В самом деле, почему она с увлечением рассказывает о любви и страданиях литературных героев и сердится, когда это происходит у близких ей людей?
"Вот и Семен с Линой, влюбились, пожениться хотят, а тут война… А как плакала Томочка, расставшись с Петей".
- Вы, наверно, еще не любили? - спросила Варя, пытливо следя за тем, как менялось выражение лица ее новой знакомки.
Наташа хотела солидности ради уклониться от прямого ответа, но не смогла.
- Да, мне никто особенно не нравится. Может быть, если кто-нибудь серьезный… Да нет, ну как скажешь серьезному человеку, что ничего такого не нужно?! Правда, ведь трудно?
В глазах Варвары промелькнул слабый отсвет улыбки. Какой взрослой почувствовала она себя по сравнению с этой большой девочкой! Но слова Наташи напомнили ей о Логунове.
- Да, трудно! В этих вопросах вообще все сложно, иногда даже невозможно разобраться. Вот Ивана Ивановича бросила жена. Он ее очень любил, а она ушла к другому.

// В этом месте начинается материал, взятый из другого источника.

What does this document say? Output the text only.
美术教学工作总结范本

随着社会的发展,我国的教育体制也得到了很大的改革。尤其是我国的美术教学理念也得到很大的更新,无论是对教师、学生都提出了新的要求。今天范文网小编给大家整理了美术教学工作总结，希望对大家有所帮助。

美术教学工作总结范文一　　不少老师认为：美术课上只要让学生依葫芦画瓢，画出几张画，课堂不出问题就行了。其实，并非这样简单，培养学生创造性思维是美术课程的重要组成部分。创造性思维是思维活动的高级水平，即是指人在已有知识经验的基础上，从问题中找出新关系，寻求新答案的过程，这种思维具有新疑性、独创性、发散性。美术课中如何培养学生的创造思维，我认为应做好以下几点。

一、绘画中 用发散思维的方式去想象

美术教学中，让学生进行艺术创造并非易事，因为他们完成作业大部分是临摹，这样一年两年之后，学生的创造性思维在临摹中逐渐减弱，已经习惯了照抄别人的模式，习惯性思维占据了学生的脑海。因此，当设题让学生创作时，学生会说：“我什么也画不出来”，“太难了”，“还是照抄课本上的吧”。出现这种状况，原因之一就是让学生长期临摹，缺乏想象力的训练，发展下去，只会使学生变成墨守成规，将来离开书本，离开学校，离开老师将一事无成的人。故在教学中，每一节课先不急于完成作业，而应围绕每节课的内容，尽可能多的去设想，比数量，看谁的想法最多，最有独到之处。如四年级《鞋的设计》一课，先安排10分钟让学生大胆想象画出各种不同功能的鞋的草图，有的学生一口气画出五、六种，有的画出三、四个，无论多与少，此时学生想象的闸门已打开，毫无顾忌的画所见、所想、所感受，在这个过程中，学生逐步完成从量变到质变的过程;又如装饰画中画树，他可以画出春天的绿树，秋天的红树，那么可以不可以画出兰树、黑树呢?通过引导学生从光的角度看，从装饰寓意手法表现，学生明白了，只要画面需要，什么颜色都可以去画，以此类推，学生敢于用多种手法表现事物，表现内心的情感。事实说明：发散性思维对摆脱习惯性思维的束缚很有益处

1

- Как она могла! - возмутилась Наташа, сразу проникаясь сочувствием к доктору, который не щадил собственной жизни ради спасения других людей и которого так жестоко обидели. - Это безнравственно. Даже позорно для советской женщины! Понятно, когда уходят от плохих людей… А в таком случае надо наказывать!
- Но разве лучше жить с человеком, не любя его? - спросила Варя.
Наташа склонила светловолосую головку, легкие черточки бровей сдвинулись на загорелом лбу, показывая нелегкое раздумье.
Пример ее родителей говорил, что есть вечная, неразменная любовь! И только такой любовью хотела бы полюбить сама Наташа, когда придет ее время.
Все как будто просто. Вот скромная квартирка из двух комнат и кухни. В столовой, где спали недавно за ширмой Наташа и Лина, большой балкон, затененный вьюнками и настурциями. На окнах тоже цветы; всюду книги, тетрадки выпускников школы, сбереженные мамой… Никогда бранного слова не прозвучало здесь, никто никого не оскорбил, и, сколько помнит себя Наташа, ни о ком постороннем не говорилось плохих речей. Кто кому может тут изменить?! Немыслимо!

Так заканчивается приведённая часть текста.